Prof. Dr. Francesca Saggini

Source: private
Tuscia University, Italy
English Literature
External Senior Fellow
Marie S. Curie FCFP Fellow
March 2020 - June 2020

Room 00 012
Phone +49 (0) 761-203 97448
Fax +49 (0) 761-203 97451

CV

Dr. Francesca Saggini is Professor in English Literature at the Università degli Studi della Tuscia (Viterbo), Italy. She is the author of The Gothic Novel and the Stage. Romantic Appropriations (2015, Honourable mention at the ESSE Book Awards), Backstage in the Novel: Frances Burney and the Theater Arts (2012, Walken Cowen Memorial Prize for an outstanding work in eighteenth-century studies) and La messinscena dell’identità. Teatro e teatralità nel romanzo inglese del Settecento (2004, ‘Mario di Nola’ Prize awarded by the Accademia Nazionale dei Lincei). Francesca’s main field of research is popular culture, in particular adaptations and afterlives. Recent publications include Transmedia Creatures. Frankenstein’s Afterlives (co-ed. Anna Enrichetta Soccio, 2018), Gothic Frontiers (co-ed. Glennis Byron, 2012), Housing Fictions. The House in Writing and Culture, 1950 to the Present (co-ed. Janet Larson and Anna Enrichetta Soccio, 2012), The House of Fiction as the House of Life. Representations of the House in Literature and Culture, from Richardson to Woolf (co-ed. Anna Enrichetta Soccio, 2012). She has written extensively on Frances Burney, Jane Austen, the Romantic canon, the Gothic and its transformations across genres and periods. Francesca is the recipient of several international fellowships, including the ASECS-McGill Burney Fellowship (2015); the Lucy Cavendish College Visiting Research Fellowship (2017); the IASH Visiting Research Fellowship (2019).

Selected Publications

  • 2018 Francesca Saggini, Anna Enrichetta Soccio eds. Transmedia Creatures: “Frankenstein”’s Afterlives. Lewisburg: Bucknell University Press. Pp. 310.
  •  2015 The Gothic Novel and the Stage: Romantic Appropriations. London: Pickering & Chatto. Pp. 310.
  • 2014 Francesca Saggini ed. ‘Miss Tully’, Narrative of a 10 Years’ Residence at Tripoli. Vol. 3 in ‘Women’s Travel Writing in the North Africa and the Middle East’, three-volume set edited by Lois Chaber, Francesca Saggini, Carl Thompson. London: Pickering & Chatto. Pp. xxvii+434.
  • 2014 ‘“Compared to these Italian trills are tame.” One Hundred Years of Robert Burns in Italy.’ The Reception of Robert Burns in Europe. Murray Pittock ed. London-New York: Bloomsbury. Pp. 115-42.
  • 2012 Backstage in the Novel. Frances Burney and the Theater Arts. Charlottesville, VA: University of Virginia Press. Pp. 336.
     

FRIAS Research Project

The Stage That Was Not: An Interdisciplinary Reappraisal of Frances Burney's ‘Edwy and Elgiva’
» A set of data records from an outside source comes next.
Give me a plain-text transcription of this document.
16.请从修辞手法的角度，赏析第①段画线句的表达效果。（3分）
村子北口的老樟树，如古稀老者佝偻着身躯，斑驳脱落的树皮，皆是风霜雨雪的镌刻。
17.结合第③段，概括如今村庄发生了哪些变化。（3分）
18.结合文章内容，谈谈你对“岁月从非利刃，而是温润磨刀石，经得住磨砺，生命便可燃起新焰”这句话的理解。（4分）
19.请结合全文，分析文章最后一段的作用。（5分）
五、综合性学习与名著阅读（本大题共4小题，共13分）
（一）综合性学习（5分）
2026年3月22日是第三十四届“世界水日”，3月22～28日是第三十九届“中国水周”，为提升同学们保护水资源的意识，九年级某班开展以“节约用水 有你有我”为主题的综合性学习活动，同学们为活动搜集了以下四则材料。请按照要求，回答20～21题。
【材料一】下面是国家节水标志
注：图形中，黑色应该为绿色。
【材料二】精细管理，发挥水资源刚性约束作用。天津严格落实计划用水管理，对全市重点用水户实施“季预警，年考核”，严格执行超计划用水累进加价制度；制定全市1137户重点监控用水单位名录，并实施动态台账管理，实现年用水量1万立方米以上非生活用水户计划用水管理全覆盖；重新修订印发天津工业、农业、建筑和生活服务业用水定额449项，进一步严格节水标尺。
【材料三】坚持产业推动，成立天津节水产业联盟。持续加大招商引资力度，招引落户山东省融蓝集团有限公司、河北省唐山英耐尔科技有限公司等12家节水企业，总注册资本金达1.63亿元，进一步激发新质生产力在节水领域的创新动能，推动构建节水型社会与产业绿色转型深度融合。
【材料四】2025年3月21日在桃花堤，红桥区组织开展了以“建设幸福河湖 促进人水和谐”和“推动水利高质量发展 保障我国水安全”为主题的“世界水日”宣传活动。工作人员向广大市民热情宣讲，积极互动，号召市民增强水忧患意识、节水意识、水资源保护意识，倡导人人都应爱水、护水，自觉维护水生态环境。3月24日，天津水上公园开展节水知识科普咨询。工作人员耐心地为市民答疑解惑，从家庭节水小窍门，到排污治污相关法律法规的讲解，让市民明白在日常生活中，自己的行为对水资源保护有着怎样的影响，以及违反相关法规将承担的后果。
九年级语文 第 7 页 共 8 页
My project of research offers a new dimension to the appraisal of the tragic works composed by Frances Burney (1752-1840), an author who until fairly recently was best known for her brilliant novels of manners, through looking at several complementing strands: theatre, drama, and the novel.

I shall maximize the results of my research time by focusing on Edwy and Elgiva, staged for a single night on 21 March 1795. Relying on linguistic analysis, I shall establish a corpus of long-neglected texts chosen for their thematic, aesthetic and/or generic affinity with Burney’s tragedy. This corpus provides the basis of my project: the stage reconstruction of Egwy and Elgiva in a virtual environment combining hypertextual MOO tools with three-dimensional multimedia reconstructions, here applied to theatrical performance. This exercise in the archaeology of reception will involve the retrieval and analysis of a substantial body of indirect explanatory evidence, useful to reconstruct how Edwy and Elgiva would have appeared to contemporary spectators.

My project offers an opportunity of staging (albeit virtually) a long-neglected historical drama, recontextualized within its original compositional and production matrix. The innovative quality of the proposed project is due to its ambitious, and thoroughly interdisciplinary, combination of complementary fields, while the construction of an open-access virtual environment for research and teaching ensures wide availability to its outcomes.